Sam pulled out a single notebook page. Folded twice to fit inside the envelope. Blank on the back. Zachariah Culpepper had taken the time to tear off the tattered edges where the paper had been ripped from the metal spiral.

He had used those same fingers to shred apart Sam’s eyelids.

“Sam,” Charlie said. She was looking in the drawer. There were dozens more letters from the murderer. “We don’t have a right to read any of these.”

“What do you mean, ‘right’?” Sam demanded. Her throat choked around the word. “I have a right to know what the man who murdered my mother is telling my father.”

Charlie snatched away the letter.

She threw it back into the drawer and kicked it closed with her foot.

“That’s perfect.” Sam dropped the empty envelope onto the desk. She pulled at the drawer. It would not budge. Charlie had kicked the front panel past the frame. “Open it.”

“No,” Charlie said. “We don’t need to read anything he has to say.”

“‘We’,” Sam repeated, because she was not the lunatic whose idea it was to pick a fight with Danny Culpepper today. “Since when has it ever been ‘we’ where the Culpeppers are concerned?”

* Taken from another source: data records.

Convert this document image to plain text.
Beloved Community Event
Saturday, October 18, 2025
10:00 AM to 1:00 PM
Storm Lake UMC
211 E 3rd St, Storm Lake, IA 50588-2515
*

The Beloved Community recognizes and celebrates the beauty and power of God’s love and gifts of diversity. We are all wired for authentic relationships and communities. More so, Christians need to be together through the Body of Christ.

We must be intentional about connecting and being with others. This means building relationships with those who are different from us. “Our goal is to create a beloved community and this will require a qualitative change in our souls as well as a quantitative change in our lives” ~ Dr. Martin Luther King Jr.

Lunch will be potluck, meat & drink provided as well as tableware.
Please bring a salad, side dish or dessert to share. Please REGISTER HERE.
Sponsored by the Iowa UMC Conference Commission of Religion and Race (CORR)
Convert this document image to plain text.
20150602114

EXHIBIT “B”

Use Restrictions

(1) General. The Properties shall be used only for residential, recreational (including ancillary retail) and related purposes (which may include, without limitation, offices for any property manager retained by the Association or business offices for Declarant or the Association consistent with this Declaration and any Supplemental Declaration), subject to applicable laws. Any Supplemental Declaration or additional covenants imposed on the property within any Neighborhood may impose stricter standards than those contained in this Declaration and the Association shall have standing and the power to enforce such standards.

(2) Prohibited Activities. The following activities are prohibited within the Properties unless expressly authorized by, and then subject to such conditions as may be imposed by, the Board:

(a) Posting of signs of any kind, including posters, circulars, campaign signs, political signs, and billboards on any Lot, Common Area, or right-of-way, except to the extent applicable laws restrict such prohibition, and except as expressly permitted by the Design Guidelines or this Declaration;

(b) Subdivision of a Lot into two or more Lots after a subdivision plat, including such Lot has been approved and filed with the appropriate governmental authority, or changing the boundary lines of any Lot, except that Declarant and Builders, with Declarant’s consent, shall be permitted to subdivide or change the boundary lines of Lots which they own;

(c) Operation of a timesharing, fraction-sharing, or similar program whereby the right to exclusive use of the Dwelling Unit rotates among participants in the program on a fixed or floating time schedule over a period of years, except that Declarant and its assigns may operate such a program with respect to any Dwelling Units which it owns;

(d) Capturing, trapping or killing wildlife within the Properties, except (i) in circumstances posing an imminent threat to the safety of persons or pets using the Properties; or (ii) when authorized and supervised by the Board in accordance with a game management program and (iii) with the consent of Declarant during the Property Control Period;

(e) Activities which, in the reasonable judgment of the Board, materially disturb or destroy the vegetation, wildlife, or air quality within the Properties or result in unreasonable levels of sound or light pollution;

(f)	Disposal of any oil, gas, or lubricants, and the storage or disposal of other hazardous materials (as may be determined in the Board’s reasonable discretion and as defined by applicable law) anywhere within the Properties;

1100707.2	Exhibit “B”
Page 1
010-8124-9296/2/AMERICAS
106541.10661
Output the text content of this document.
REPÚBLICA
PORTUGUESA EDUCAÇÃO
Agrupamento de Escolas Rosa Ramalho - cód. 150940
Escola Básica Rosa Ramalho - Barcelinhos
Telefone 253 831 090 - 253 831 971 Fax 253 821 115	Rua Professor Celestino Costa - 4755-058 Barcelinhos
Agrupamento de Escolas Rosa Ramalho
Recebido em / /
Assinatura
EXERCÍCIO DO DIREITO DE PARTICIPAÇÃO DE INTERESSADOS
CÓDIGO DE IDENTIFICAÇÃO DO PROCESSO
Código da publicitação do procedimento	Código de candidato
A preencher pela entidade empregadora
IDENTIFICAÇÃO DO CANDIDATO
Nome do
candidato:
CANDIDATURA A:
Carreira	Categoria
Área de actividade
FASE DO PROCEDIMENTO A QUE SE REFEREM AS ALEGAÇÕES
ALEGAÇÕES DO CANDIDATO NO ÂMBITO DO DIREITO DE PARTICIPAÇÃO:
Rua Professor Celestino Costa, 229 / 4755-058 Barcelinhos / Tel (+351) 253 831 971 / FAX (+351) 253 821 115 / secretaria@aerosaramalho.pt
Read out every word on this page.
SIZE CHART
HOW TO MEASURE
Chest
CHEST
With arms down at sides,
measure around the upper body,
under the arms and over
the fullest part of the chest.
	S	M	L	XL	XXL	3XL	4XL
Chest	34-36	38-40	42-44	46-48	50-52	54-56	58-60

“What the hell does that mean?”

“Nothing. It’s pointless to discuss.” Sam reached down and pulled on the drawer again. Nothing moved. Her fingers might as well be feathers.

Charlie said, “I knew you were still pissed at me.”

“I’m not still pissed at you,” Sam countered. “I am newly pissed at you, because you are acting like a three-year-old.”

“Sure,” Charlie agreed. “Whatever you say, Sammy. I’m a three-year-old. Fine.”

“What the hell is going on with you?” Sam could feel her own anger feeding off Charlie’s. “I want to read the letters from the man who murdered our mother.”

“You know what they say,” Charlie said. “You’ve been in town one day and you already heard it from the bastard’s bastard himself: we lied. He’s innocent. We’re killing him because of some fucking legal bill that Dad would’ve never collected on anyway.”

Sam knew that she was right, but that did not change her mind. “Charlie, I’m tired. Can you please open the damn drawer?”

“Not until you tell me why you stayed today. Why you did the arraignment. Why you’re still here now.”

Sam felt as if she had an anvil on either shoulder. She leaned against the desk. “Okay, you want to know why I stuck around today? Because I cannot believe how much you have screwed up your life.’”

Charlie snorted so hard that blood dripped from her nose. She wiped it away with her fingers. “Because your life is so fucking perfect?”

“You have no idea what—”

“You put a thousand miles between us. You never return Dad’s phone calls, or Ben’s emails, or call any of us, for that matter. You apparently fly down to Atlanta all the time, less than two hours away, and you never—”

“You told me not to reach out to you. ‘Neither one of us will ever move forward if we are always looking back.’ Those were your exact words.”

Charlie shook her head, which only served to amplify Sam’s irritation.

“Charlotte, you’ve been trying to pick this fight all day,” Sam said. “Stop shaking your head as if I’m some kind of madwoman.”

“You’re not a madwoman, you’re a fucking bitch.” Charlie crossed her arms. “I told you we shouldn’t look back. I didn’t say we shouldn’t look forward, or try to move forward together, like sisters are supposed to.”

“Excuse me if I could not read between the lines of your poorly constructed invective on the status of our failed relationship.”

“Well, you were shot in the head, so I’m sure there’s a hole where your invective processing used to be.”

Sam gripped together her hands. She was not going to explode. “I have the letter. Do you want me to send you a copy?”

“I want you to go to the copy store, duplex it for me, and then shove it up your tight Yankee ass.”

“Why would I duplex a single-page letter?”

“Jesus Christ!” Charlie punched her fist into the desktop. “You’ve been here less than a day, Sam. Why is my miserable, pathetic little life suddenly such a huge concern for you?”

“Those are not my adjectives.”

“You just pick at me.” Charlie jabbed Sam’s shoulder with her fingers. “Pick and pick like a fucking needle.”